@Mr.Arup
Someone asked me Compensation for what? Well compensation for lost opportunities because the woman was either juggling with multiple work burden and could not climb up the ladder of success as fast as husbands did, or majority of women left the option of choosing the career or opted for home based jobs because some wanted only housewives whose work anyways is considered as non productive/non cash work.
I say systemic because it was not that patriarchal values were prevalent only in ancient india they are very much there in the contemporary India: both in Rural and Urban areas. Now my take is this that women also need to have equal share in their paternal /maternal property, and here I agree with Arup ji 100 percent that girl children and women need to have good education and more importantly enabling environment in their paternal/maternal homes to exercise choice in the sector of education and employment and whether or not and when they want to get married. Women who are on their own feet, in many cases leave their jobs or settle for the less lucrative jobs to what we call settling down with the family. And that's where women's CVs become patchy, and a rough terrain, with lot of gaps which gender neutral employers would not like!

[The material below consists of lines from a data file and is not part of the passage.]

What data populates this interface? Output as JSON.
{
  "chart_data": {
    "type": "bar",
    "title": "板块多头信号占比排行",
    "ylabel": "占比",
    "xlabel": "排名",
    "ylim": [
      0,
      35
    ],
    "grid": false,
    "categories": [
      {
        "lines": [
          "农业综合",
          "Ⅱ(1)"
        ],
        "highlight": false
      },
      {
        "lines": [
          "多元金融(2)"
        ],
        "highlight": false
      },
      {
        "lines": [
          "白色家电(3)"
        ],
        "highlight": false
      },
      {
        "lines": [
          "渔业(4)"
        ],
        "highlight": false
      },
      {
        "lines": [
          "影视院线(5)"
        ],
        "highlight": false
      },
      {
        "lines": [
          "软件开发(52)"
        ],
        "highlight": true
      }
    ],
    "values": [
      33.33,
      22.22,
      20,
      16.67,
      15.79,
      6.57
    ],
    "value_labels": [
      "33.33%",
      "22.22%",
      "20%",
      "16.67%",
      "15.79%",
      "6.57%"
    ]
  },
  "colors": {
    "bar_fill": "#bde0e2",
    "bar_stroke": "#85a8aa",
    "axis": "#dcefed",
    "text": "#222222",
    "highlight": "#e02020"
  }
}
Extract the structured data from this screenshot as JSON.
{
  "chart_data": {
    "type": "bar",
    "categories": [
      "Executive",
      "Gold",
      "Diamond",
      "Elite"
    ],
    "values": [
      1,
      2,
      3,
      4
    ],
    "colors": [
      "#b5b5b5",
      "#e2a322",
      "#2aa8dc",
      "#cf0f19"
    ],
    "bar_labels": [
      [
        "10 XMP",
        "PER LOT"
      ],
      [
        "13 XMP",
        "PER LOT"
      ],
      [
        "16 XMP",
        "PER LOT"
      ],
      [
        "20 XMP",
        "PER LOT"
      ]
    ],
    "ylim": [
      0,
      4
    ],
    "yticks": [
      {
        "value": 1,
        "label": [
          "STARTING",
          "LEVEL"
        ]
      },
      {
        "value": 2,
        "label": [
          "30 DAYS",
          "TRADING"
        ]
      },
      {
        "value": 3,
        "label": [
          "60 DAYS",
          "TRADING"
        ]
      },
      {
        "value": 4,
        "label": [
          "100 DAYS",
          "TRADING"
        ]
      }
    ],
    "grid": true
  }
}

Well, this is not the case. The same men( I am not referring to this man or that man or any man in this forum, it's a generic and very contexual expression) who are now resisting maintenance would have very well suppressed their sisters or wives education, and prospects of good employment. In the houses of the same men who malign women and call them by names: one can pick up so many names maligning women from this very website--some girls would have gotten married under heavy pressure, it is when thier own daughters and sisters are in troubled marriages, that they would understand why for women compensation /maintenance is a question of surviving with dignity and it is their entitlement for nurturing human resources back home when husband was free to fly high.
The gender stereotyping and strict gender based division of labour which govern the relationship between women and men is still a common feature in india, nay in the South Asia on the whole.
I do not get fluttered now when I read privy purse and many such other expression. I remain amused by them, after all these comments are embedded in the very contexts we are living in and all contexts are gendered in nature.